Comprehensive retrieval tools differ from simple keyword search tools in many ways.  Typically, keyword search tools are most useful and efficient when searching a single type of domain.  In this context, “domain” refers to one of many areas where relevant data may be located.  For example, (i) administrative agencies, (ii) federal court systems, (iii) private databases, (iv) scientific literature, and (v) news media would each be considered a different domain.  The differences among these domains and data storage within each create inherent problems for traditional keyword search tools.

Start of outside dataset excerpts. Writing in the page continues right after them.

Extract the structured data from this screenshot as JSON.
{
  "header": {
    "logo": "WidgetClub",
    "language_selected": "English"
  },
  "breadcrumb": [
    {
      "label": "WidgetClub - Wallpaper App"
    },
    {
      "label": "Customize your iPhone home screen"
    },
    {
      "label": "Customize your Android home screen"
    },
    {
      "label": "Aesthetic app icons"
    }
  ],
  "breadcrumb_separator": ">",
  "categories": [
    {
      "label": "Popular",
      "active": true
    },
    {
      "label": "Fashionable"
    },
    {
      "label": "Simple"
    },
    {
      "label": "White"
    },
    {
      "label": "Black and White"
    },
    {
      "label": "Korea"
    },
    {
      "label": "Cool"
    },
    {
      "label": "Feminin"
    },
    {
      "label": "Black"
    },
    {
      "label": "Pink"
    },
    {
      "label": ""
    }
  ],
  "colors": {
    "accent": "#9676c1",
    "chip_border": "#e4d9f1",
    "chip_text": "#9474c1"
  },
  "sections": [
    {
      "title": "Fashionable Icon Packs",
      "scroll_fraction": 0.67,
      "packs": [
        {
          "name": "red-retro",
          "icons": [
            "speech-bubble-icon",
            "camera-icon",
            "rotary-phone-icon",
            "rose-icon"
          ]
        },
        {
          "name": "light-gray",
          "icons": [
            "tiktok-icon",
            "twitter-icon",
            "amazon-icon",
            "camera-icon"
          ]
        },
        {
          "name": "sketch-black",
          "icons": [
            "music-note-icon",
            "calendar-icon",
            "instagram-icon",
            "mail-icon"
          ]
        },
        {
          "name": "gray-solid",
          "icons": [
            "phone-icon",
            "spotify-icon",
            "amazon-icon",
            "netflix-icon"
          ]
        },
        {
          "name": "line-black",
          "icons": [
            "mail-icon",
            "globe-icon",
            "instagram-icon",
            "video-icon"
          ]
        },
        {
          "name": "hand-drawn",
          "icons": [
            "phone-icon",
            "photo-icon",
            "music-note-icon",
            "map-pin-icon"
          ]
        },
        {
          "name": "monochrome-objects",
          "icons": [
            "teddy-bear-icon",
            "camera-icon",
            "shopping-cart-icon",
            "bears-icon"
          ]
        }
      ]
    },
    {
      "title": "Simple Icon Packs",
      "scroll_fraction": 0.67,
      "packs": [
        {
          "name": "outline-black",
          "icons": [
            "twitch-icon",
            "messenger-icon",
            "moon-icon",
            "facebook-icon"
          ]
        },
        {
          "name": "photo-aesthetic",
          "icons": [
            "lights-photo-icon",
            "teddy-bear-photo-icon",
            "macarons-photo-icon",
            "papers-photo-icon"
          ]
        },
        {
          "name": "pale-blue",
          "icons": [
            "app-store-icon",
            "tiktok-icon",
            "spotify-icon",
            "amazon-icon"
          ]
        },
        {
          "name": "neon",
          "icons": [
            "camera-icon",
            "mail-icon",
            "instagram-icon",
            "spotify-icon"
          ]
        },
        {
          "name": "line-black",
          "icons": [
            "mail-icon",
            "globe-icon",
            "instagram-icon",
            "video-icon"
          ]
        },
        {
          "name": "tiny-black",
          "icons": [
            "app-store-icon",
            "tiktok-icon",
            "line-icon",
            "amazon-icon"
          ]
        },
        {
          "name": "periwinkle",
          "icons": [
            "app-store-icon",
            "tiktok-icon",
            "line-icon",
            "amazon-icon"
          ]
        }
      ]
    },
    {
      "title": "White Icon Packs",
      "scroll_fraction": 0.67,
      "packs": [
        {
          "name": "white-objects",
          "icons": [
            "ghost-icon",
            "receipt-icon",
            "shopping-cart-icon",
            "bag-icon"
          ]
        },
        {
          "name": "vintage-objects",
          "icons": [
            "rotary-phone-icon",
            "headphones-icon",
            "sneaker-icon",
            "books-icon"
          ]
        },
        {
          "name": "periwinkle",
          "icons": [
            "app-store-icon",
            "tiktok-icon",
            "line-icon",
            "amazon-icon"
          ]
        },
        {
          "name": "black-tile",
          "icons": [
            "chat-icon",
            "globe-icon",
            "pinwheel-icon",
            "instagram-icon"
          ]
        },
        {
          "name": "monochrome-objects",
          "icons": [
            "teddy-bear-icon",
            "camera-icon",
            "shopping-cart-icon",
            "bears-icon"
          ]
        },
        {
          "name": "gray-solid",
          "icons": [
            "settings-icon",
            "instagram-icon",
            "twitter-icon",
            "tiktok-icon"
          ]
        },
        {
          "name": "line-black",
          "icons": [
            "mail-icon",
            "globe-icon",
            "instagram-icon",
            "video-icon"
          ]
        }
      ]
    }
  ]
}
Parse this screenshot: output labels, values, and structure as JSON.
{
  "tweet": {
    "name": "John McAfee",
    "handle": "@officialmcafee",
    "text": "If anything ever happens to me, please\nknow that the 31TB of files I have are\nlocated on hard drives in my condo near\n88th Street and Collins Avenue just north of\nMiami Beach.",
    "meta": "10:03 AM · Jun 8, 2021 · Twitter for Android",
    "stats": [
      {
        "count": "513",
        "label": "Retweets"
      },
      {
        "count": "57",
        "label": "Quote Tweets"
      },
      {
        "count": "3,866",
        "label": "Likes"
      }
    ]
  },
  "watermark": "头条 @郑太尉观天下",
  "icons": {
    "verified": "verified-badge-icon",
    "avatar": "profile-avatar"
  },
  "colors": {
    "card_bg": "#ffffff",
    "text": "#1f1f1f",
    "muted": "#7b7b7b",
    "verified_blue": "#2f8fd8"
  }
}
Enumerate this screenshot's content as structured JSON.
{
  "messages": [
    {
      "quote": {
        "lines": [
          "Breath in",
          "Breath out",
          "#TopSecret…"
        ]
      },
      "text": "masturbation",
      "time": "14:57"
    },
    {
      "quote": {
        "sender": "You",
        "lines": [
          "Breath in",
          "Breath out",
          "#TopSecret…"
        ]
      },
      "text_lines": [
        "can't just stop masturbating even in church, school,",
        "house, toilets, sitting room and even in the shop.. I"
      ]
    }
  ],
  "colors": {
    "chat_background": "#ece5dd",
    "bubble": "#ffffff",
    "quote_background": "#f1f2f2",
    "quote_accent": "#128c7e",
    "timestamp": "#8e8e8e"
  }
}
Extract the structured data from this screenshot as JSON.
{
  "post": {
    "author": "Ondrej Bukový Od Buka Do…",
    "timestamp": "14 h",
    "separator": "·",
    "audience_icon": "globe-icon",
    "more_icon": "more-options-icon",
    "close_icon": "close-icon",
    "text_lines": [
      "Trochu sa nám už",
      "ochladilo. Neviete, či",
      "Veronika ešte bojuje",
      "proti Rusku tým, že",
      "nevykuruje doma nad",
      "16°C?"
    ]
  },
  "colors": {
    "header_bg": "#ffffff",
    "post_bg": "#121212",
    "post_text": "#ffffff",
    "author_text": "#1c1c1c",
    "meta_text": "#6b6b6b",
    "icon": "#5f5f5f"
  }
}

Kesan and his colleagues identify several problems that complicate the development of comprehensive patent-related information search tools.  First, many domains are incompatible because each domain organizes and expresses data differently and stores data in different formats.  For example, PACER (Public Access to Court Electronic Records) does not support keyword searches since documents within PACER are stored and rendered in image files.  Second, many domains are highly distributed among multiple entities.  For instance, many journals, courts, and conferences have independently maintained databases.  Third, the language used to identify certain technologies varies a great deal among domains.  Court cases are usually void of technical jargon that is present in scientific articles or patents and patent applications, while news reports often use “buzz words” not found in a patent to create catchy headlines.  Further, scientists often enjoy being lexicographers for their discoveries, creating situations where scientists in the relevant field identify the same natural phenomenon using different words or phrases.  For these reasons, the development of comprehensive patent-related search tools is not a simple endeavor.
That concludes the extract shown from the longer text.